I am trying to allocate a large amount of host memory (about 17-18 GB) using cudaMallocHost. At a certain memory threshold I get a “cudaErrorMemoryAllocation” return value from cudaMallocHost. My system has 64GB of host RAM, so I am not exceeding that limit. Anything below roughly 17GB of allocation and I do not get this error. The error can be reproduced every time, so it is not random. The placement of the allocation in my code sequence does change when the error occurs, but it occurs nonetheless. For example, if I allocate the memory at the beginning of my code the allocation will be successful, but later calls to create a stream will return the same error code. If I run this same code on a machine with a GTX Titan card I do not get this error. I have tried both CUDA 8.0 and CUDA 7.5 with the GTX 1080, and they both produce the same error. I have the latest graphics driver for the GTX 1080 and I am running on Windows 10. Is there a bug with the GTX 1080, Windows 10, or something? Thanks, Sean.
cudaMallocHost() is a thin wrapper around operating system API calls, so when cudaMallocHost() refuses to allocate more memory than desired, it is likely that the reason is a failure of the underlying OS call(s).
I have to admit I have no idea, however, how the choice of GTX 1080 vs GTX Titan would make a significant difference, which is what your description implies.
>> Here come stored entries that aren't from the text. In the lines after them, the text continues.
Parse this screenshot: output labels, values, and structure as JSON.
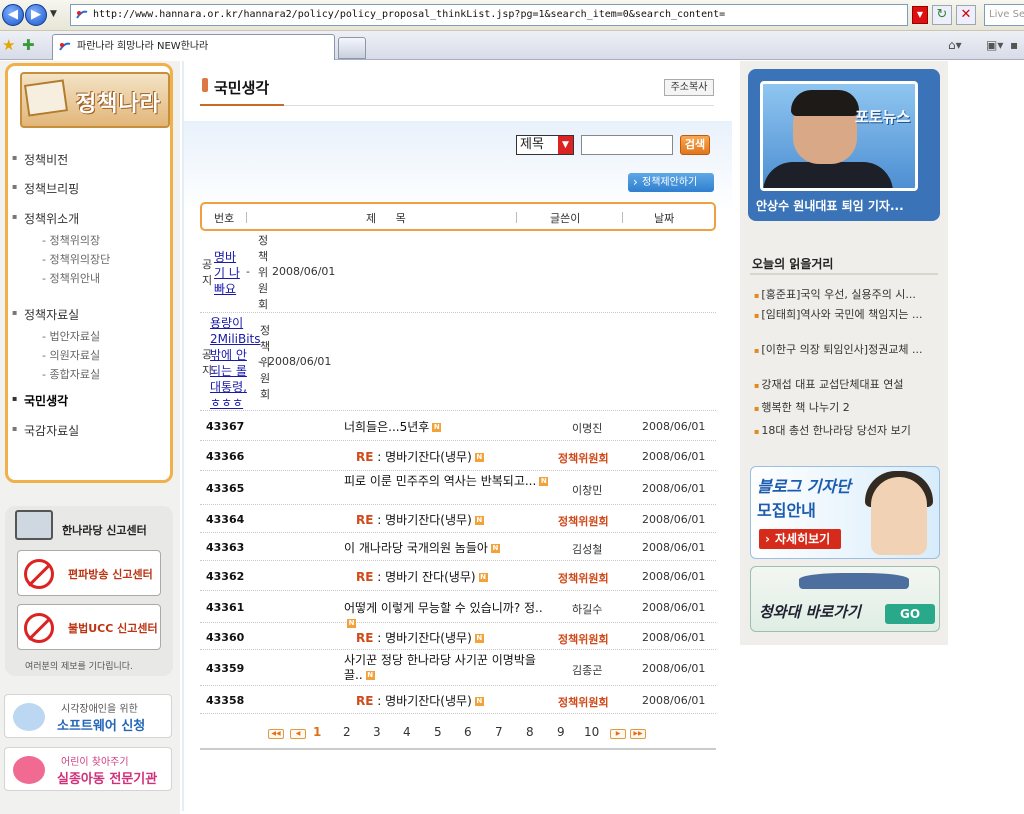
{
  "browser": {
    "url": "http://www.hannara.or.kr/hannara2/policy/policy_proposal_thinkList.jsp?pg=1&search_item=0&search_content=",
    "tab_title": "파란나라 희망나라 NEW한나라",
    "live_search_placeholder": "Live Se"
  },
  "logo": {
    "text": "정책나라"
  },
  "menu": {
    "items": [
      {
        "label": "정책비전"
      },
      {
        "label": "정책브리핑"
      },
      {
        "label": "정책위소개",
        "sub": [
          "- 정책위의장",
          "- 정책위의장단",
          "- 정책위안내"
        ]
      },
      {
        "label": "정책자료실",
        "sub": [
          "- 법안자료실",
          "- 의원자료실",
          "- 종합자료실"
        ]
      },
      {
        "label": "국민생각"
      },
      {
        "label": "국감자료실"
      }
    ]
  },
  "report_center": {
    "title": "한나라당 신고센터",
    "btn1": "편파방송 신고센터",
    "btn2": "불법UCC 신고센터",
    "note": "여러분의 제보를 기다립니다."
  },
  "banners": {
    "software_small": "시각장애인을 위한",
    "software_big": "소프트웨어 신청",
    "child_small": "어린이 찾아주기",
    "child_big": "실종아동 전문기관"
  },
  "main": {
    "title": "국민생각",
    "copy_url": "주소복사",
    "search_select": "제목",
    "search_btn": "검색",
    "propose_btn": "정책제안하기",
    "headers": {
      "num": "번호",
      "subject": "제 목",
      "author": "글쓴이",
      "date": "날짜"
    },
    "notices": [
      {
        "label": "공\n지",
        "link": "명바\n기 나\n빠요",
        "dash": "-",
        "author": "정\n책\n위\n원\n회",
        "date": "2008/06/01"
      },
      {
        "label": "공\n지",
        "link": "용량이\n2MiliBits\n밖에 안\n되는 롤\n대통령,\nㅎㅎㅎ",
        "dash": "-",
        "author": "정\n책\n위\n원\n회",
        "date": "2008/06/01"
      }
    ],
    "rows": [
      {
        "num": "43367",
        "re": "",
        "subject": "너희들은...5년후",
        "author": "이명진",
        "date": "2008/06/01"
      },
      {
        "num": "43366",
        "re": "RE",
        "subject": " : 명바기잔다(냉무)",
        "author": "정책위원회",
        "date": "2008/06/01"
      },
      {
        "num": "43365",
        "re": "",
        "subject": "피로 이룬 민주주의 역사는 반복되고...",
        "author": "이창민",
        "date": "2008/06/01"
      },
      {
        "num": "43364",
        "re": "RE",
        "subject": " : 명바기잔다(냉무)",
        "author": "정책위원회",
        "date": "2008/06/01"
      },
      {
        "num": "43363",
        "re": "",
        "subject": "이 개나라당 국개의원 놈들아",
        "author": "김성철",
        "date": "2008/06/01"
      },
      {
        "num": "43362",
        "re": "RE",
        "subject": " : 명바기 잔다(냉무)",
        "author": "정책위원회",
        "date": "2008/06/01"
      },
      {
        "num": "43361",
        "re": "",
        "subject": "어떻게 이렇게 무능할 수 있습니까? 정..",
        "author": "하길수",
        "date": "2008/06/01"
      },
      {
        "num": "43360",
        "re": "RE",
        "subject": " : 명바기잔다(냉무)",
        "author": "정책위원회",
        "date": "2008/06/01"
      },
      {
        "num": "43359",
        "re": "",
        "subject": "사기꾼 정당 한나라당 사기꾼 이명박을 끌..",
        "author": "김종곤",
        "date": "2008/06/01"
      },
      {
        "num": "43358",
        "re": "RE",
        "subject": " : 명바기잔다(냉무)",
        "author": "정책위원회",
        "date": "2008/06/01"
      }
    ],
    "new_mark": "N",
    "pages": [
      "1",
      "2",
      "3",
      "4",
      "5",
      "6",
      "7",
      "8",
      "9",
      "10"
    ],
    "current_page": "1"
  },
  "right": {
    "photo_tag": "포토뉴스",
    "photo_caption": "안상수 원내대표 퇴임 기자...",
    "reading_title": "오늘의 읽을거리",
    "reading": [
      "[홍준표]국익 우선, 실용주의 시...",
      "[임태희]역사와 국민에 책임지는 ...",
      "[이한구 의장 퇴임인사]정권교체 ...",
      "강재섭 대표 교섭단체대표 연설",
      "행복한 책 나누기 2",
      "18대 총선 한나라당 당선자 보기"
    ],
    "blog_t1": "블로그 기자단",
    "blog_t2": "모집안내",
    "blog_btn": "자세히보기",
    "bh_text": "청와대 바로가기",
    "bh_go": "GO"
  }
}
Best I know, Windows allocates backing store for all of the GPU memory, so the size of the GPU memory might have a slight impact.
Does Windows 10 offer OS API tracing facilities (like strace on Linux) that let you discover which OS call may be failing, and why?
Let me clarify one point. The machine with the GTX Titan is running Windows 8.1. I have yet to try the Titan card with Windows 10.
The GTX 1080 is in WDDM mode.
Is the GTX Titan in WDDM mode or TCC mode?
I believe the GTX Titan is in WDDM mode. I don’t think it can run in TCC mode without hacking it. It is not a Titan X.
Yes, just verified that it is in WDDM mode.
A controlled experiment, where only one variable (either GPU or OS) changes at a given time, could be helpful. I don’t have experience with Windows 10, but I think it uses a second-generation version of WDDM versus first-generation WDDM on Windows 7 and 8. If so, that difference sounds like a plausible working hypothesis for the cause of your observations.
The results of the test are this:
Windows 10 with GTX Titan: memory allocation error
Windows 8.1 with GTX 1080: works without error
My conclusion is there is a problem with Windows 10. The question is, now what to do? Report this to Microsoft and wait?
Another note: these systems are all multi-GPU, with 4 cards each. Perhaps I should test this with just one card and see if the error occurs.
I guess it would be best to report this to both Microsoft and NVIDIA. As far as I can see from NVIDIA’s download page, Windows10 drivers are different from Windows 7/8 drivers, so the issue could be local to NVIDIA’s Windows 10 driver. Or it could be a more fundamental flaw in the Microsoft driver model as used in Windows 10. I don’t know which working hypothesis is more likely, maybe someone more knowledgeable can give you a solid pointer in either direction.
So my suggestion would be to stick around for a couple days to see whether someone can give you better feedback.